ASEAN-China trade has silver lining, minister says
Zakki P. Hakim, The Jakarta Post, Jakarta
Local industries here are anxious about anticipating in the launch of the biggest free trade area between the Southeast Asian grouping and China, but the government has given its assurance that it would be beneficial for the country.
Minister of Trade Mari E. Pangestu acknowledged that the cheaper Chinese products were posing a threat to local producers, especially the small and medium enterprises (SMEs).
"Therefore the government will assist SMEs, through partnership programs, capacity building and providing microcredit, in preparation for the free trade area," she told The Jakarta Post.
Moreover, she said that the government realized that Indonesia's competitiveness would depend heavily on its effort to curb rampant corruption and red tape, relax the rigid labor law, improve tax rates and administration, guarantee legal certainty and work on the country's ailing infrastructure.
Nevertheless, as the bulk of all goods traded would have their import duties gradually reduced to zero by 2010, the country's manufacturers still have time, albeit limited, to anticipate the full impact of ASEAN-China free trade area, she said.
She went on to say that China was strong, particularly because its manufacturers run in high economies of scale, therefore local producers should not compete in a head-on fashion.
According to the minister, the cost of labor in the countries was actually on a par, but Chinese workers were more productive. "We must not compete in the low-end consumer goods.

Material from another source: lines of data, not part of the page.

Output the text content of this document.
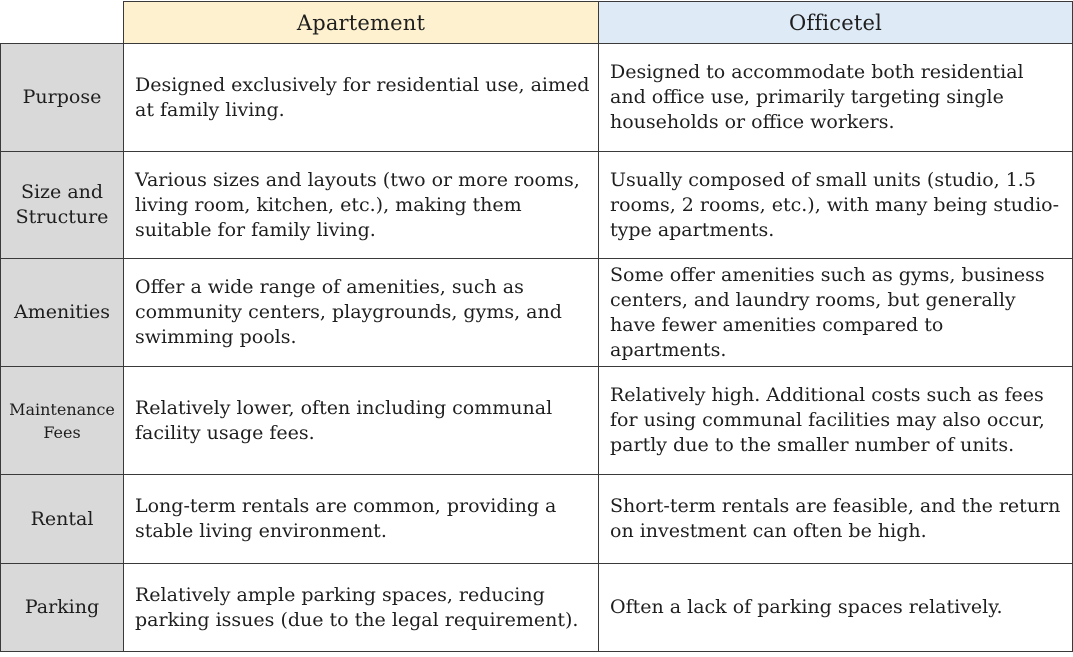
	Apartement	Officetel
Purpose	Designed exclusively for residential use, aimed at family living.	Designed to accommodate both residential and office use, primarily targeting single households or office workers.
Size and Structure	Various sizes and layouts (two or more rooms, living room, kitchen, etc.), making them suitable for family living.	Usually composed of small units (studio, 1.5 rooms, 2 rooms, etc.), with many being studio-type apartments.
Amenities	Offer a wide range of amenities, such as community centers, playgrounds, gyms, and swimming pools.	Some offer amenities such as gyms, business centers, and laundry rooms, but generally have fewer amenities compared to apartments.
Maintenance Fees	Relatively lower, often including communal facility usage fees.	Relatively high. Additional costs such as fees for using communal facilities may also occur, partly due to the smaller number of units.
Rental	Long-term rentals are common, providing a stable living environment.	Short-term rentals are feasible, and the return on investment can often be high.
Parking	Relatively ample parking spaces, reducing parking issues (due to the legal requirement).	Often a lack of parking spaces relatively.
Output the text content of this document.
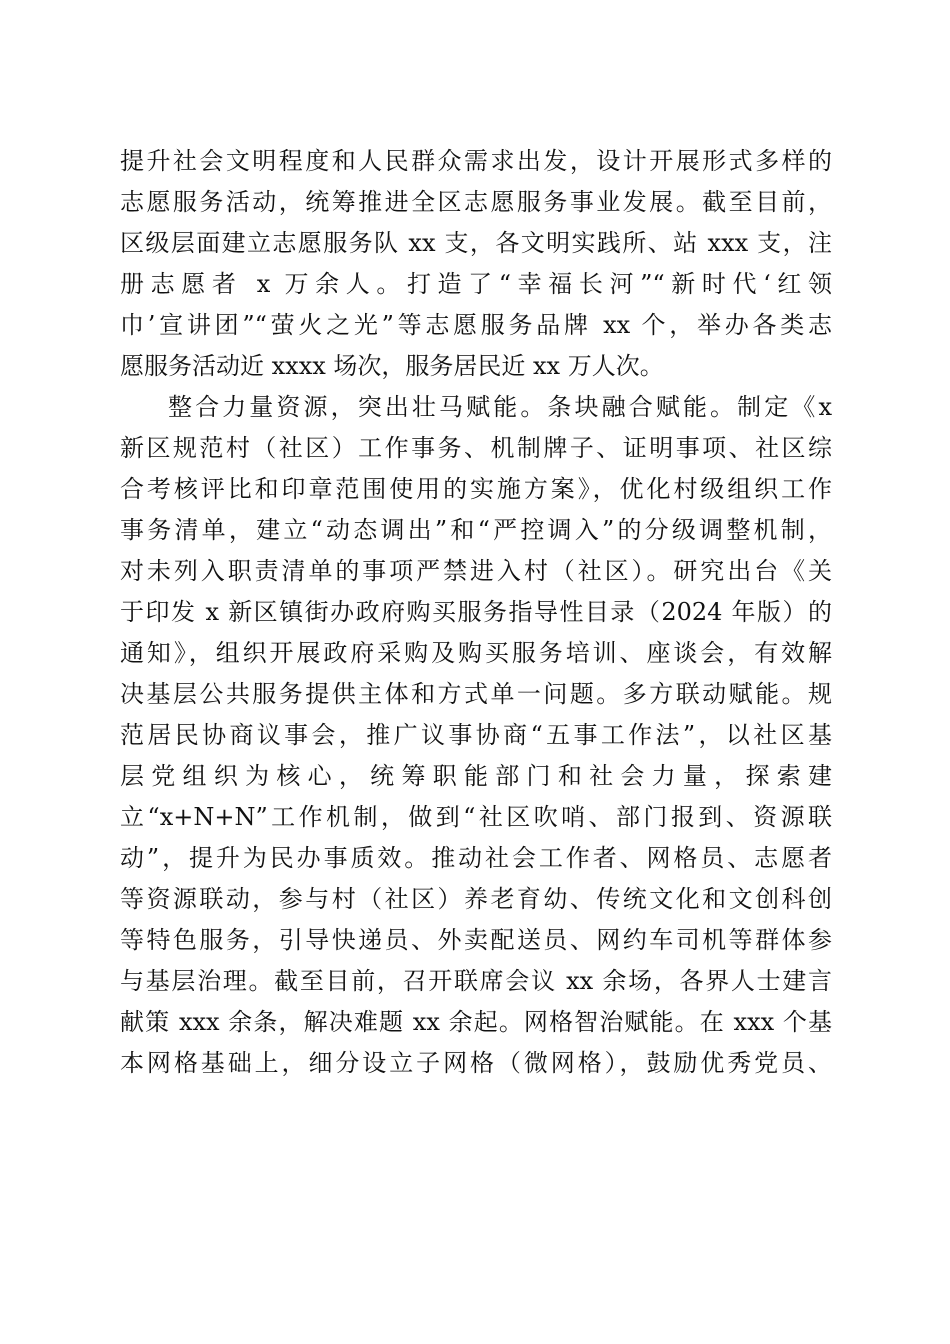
提升社会文明程度和人民群众需求出发，设计开展形式多样的
志愿服务活动，统筹推进全区志愿服务事业发展。截至目前，
区级层面建立志愿服务队 xx 支，各文明实践所、站 xxx 支，注
册志愿者 x 万余人。打造了“幸福长河”“新时代‘红领
巾’宣讲团”“萤火之光”等志愿服务品牌 xx 个，举办各类志
愿服务活动近 xxxx 场次，服务居民近 xx 万人次。
整合力量资源，突出壮马赋能。条块融合赋能。制定《x
新区规范村（社区）工作事务、机制牌子、证明事项、社区综
合考核评比和印章范围使用的实施方案》，优化村级组织工作
事务清单，建立“动态调出”和“严控调入”的分级调整机制，
对未列入职责清单的事项严禁进入村（社区）。研究出台《关
于印发 x 新区镇街办政府购买服务指导性目录（2024 年版）的
通知》，组织开展政府采购及购买服务培训、座谈会，有效解
决基层公共服务提供主体和方式单一问题。多方联动赋能。规
范居民协商议事会，推广议事协商“五事工作法”，以社区基
层党组织为核心，统筹职能部门和社会力量，探索建
立“x+N+N”工作机制，做到“社区吹哨、部门报到、资源联
动”，提升为民办事质效。推动社会工作者、网格员、志愿者
等资源联动，参与村（社区）养老育幼、传统文化和文创科创
等特色服务，引导快递员、外卖配送员、网约车司机等群体参
与基层治理。截至目前，召开联席会议 xx 余场，各界人士建言
献策 xxx 余条，解决难题 xx 余起。网格智治赋能。在 xxx 个基
本网格基础上，细分设立子网格（微网格），鼓励优秀党员、
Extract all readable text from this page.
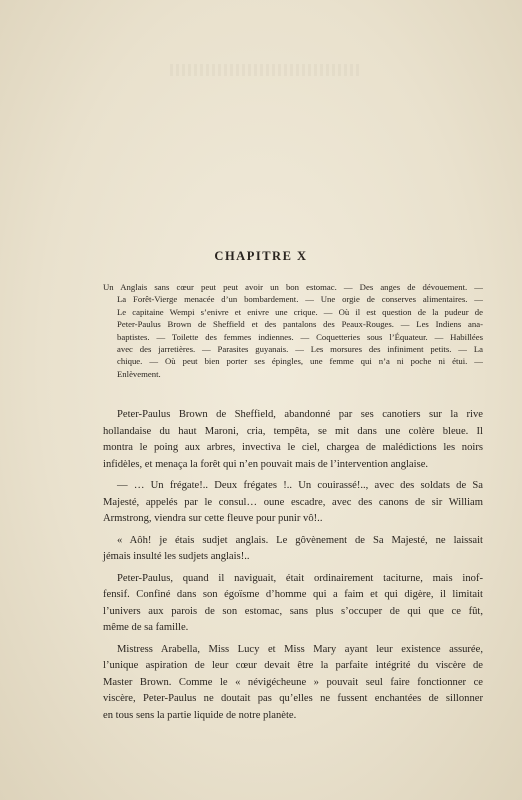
CHAPITRE X
Un Anglais sans cœur peut peut avoir un bon estomac. — Des anges de dévouement. —
La Forêt-Vierge menacée d’un bombardement. — Une orgie de conserves alimentaires. —
Le capitaine Wempi s’enivre et enivre une crique. — Où il est question de la pudeur de
Peter-Paulus Brown de Sheffield et des pantalons des Peaux-Rouges. — Les Indiens ana-
baptistes. — Toilette des femmes indiennes. — Coquetteries sous l’Équateur. — Habillées
avec des jarretières. — Parasites guyanais. — Les morsures des infiniment petits. — La
chique. — Où peut bien porter ses épingles, une femme qui n’a ni poche ni étui. —
Enlèvement.
Peter-Paulus Brown de Sheffield, abandonné par ses canotiers sur la rive
hollandaise du haut Maroni, cria, tempêta, se mit dans une colère bleue. Il
montra le poing aux arbres, invectiva le ciel, chargea de malédictions les noirs
infidèles, et menaça la forêt qui n’en pouvait mais de l’intervention anglaise.
— … Un frégate!.. Deux frégates !.. Un couirassé!.., avec des soldats de Sa
Majesté, appelés par le consul… oune escadre, avec des canons de sir William
Armstrong, viendra sur cette fleuve pour punir vô!..
« Aôh! je étais sudjet anglais. Le gôvènement de Sa Majesté, ne laissait
jémais insulté les sudjets anglais!..
Peter-Paulus, quand il naviguait, était ordinairement taciturne, mais inof-
fensif. Confiné dans son égoïsme d’homme qui a faim et qui digère, il limitait
l’univers aux parois de son estomac, sans plus s’occuper de qui que ce fût,
même de sa famille.
Mistress Arabella, Miss Lucy et Miss Mary ayant leur existence assurée,
l’unique aspiration de leur cœur devait être la parfaite intégrité du viscère de
Master Brown. Comme le « névigécheune » pouvait seul faire fonctionner ce
viscère, Peter-Paulus ne doutait pas qu’elles ne fussent enchantées de sillonner
en tous sens la partie liquide de notre planète.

We have to produce higher quality goods aiming at the medium-high segment," she said.
She said also that the country could and must develop its competitiveness, especially because Indonesia had a rich variety of abundant natural resources that China did not have.
Time might be up for China in enjoying efficiency from tapping state-of-art technology by dominating the world's foreign direct investments, as multinational firms had come to believe that it was too risky to put all their eggs in China alone.
"They will not rely on just one source. They will diversify their investments, including (placing them in) Indonesia. We have competitive labor, natural resources and don't forget our big market," she said.
The Indonesian Chamber of Commerce and Industry (Kadin)'s product development and marketing committee head Thomas Darmawan said that China was far more ready than Indonesia in embracing ASEAN-China FTA.
"They have new factories, built in integrated areas, producing low-end products ready to penetrate the ASEAN market," Thomas told the Post.
Certain industries would surely fall victim to the trade liberalization drive, although there are areas in which the local private sector could actually benefit from in the agreement through several ways, he said.
The country has to lobby and convince Chinese producers to use semi-processed Indonesian goods, and then keep informing them of the standards and demands of local consumers to ensure efficient trade, he said.
Indonesia has to be ready to facilitate Chinese manufacturers to expand production here.
"In order to do so, Indonesia must have a lobby team in China that moves to convince Chinese industry players. Thailand, Malaysia and Singapore have had such teams for years," said Thomas, who is also the chairman of the Indonesian Food and Beverages Association (GAPMMI).
Anton Supit, a top executive at the Indonesian Employers Association (Apindo) said that the 2010 liberalization schedule should provide more than enough time, but only if the government succeeded in waking up the local private sector.
"We have to admit the organization of local industry players is weak. Therefore, we cannot entirely blame the government if we are not ready to enter the trade liberalization era," he told the Post.